The third is what we need to do in the future. At present, there is no Chinese urban perception data set (official). Therefore, when comparing different methods, we can only compare and analyze the existing small-scale urban data. In the future, we will collect street view images of other regions (urban, suburban, rural) based on the collection method proposed in this study and construct Chinese perception data set to increase the persuasiveness.

6 Conclusion

In view of the consistency and interpretability of the prediction results of the two different urban perception models, this study extracts the street view images in the study area through mobile video, constructs a CNN-based model and FCN + RF-based model by using the China urban perception dataset, and compares the results of the different models on two urban road networks in Wuhan, China. In this study, the prediction accuracy is ideal (the Pearson R of the CNN-based model is 12% higher than that of the FCN + RF-based model, and the RMSE of the CNN-based model is 2.6% lower than that of the FCN + RF-based model). This shows that the proposed CNN-based model is effective for urban perception assessment. The two models both have reached the ideal accuracy. By using POI data and OSM data for auxiliary analysis, we find that there is a strong nonlinear correlation between urban function and urban perception. The CNN-based model has more advantages in predicting the urban perception by extracting the high-dimensional features and has a higher degree of correlation with the urban function. The scene suitability of the two models is different.
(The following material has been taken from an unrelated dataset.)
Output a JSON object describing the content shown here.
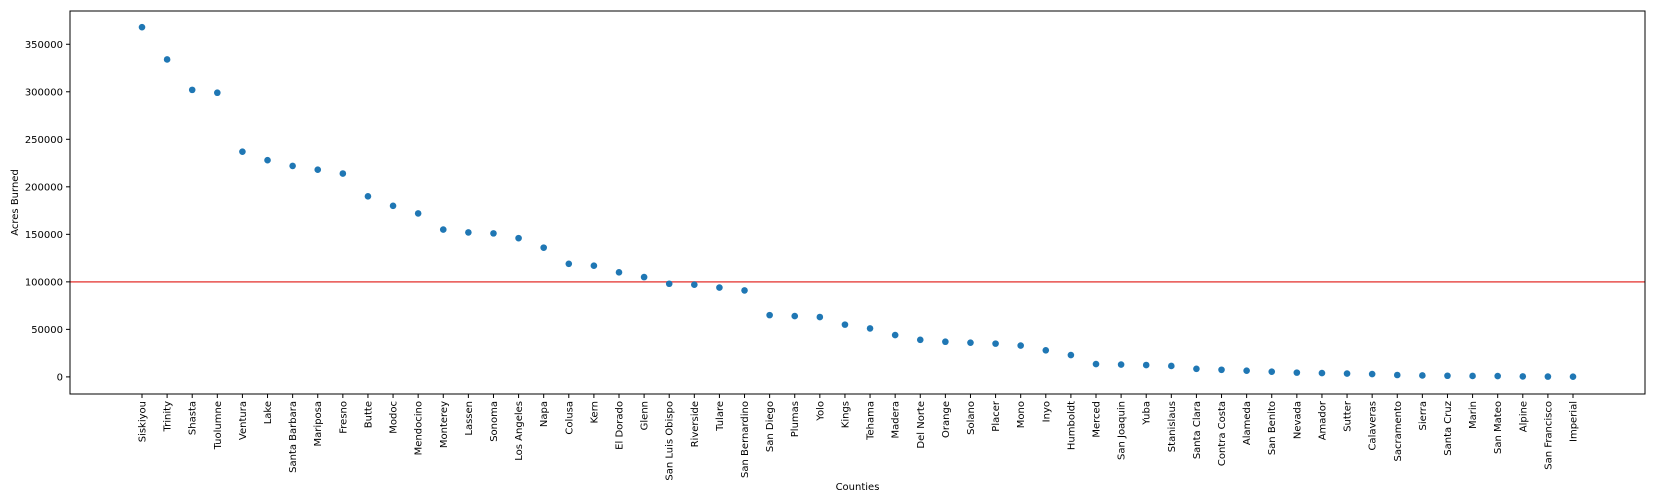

The CNN-based model is suitable for scenes with weak spatial heterogeneity, and the FCN + RF-based model is suitable for scenes with strong spatial heterogeneity. This study can accurately and quickly identify the exposed perception of residents and will promote urban planners to integrate the concept of urban perception into the planning practice. The results will provide decision support for government managers in urban planning to achieve a more sustainable and human-oriented urban development.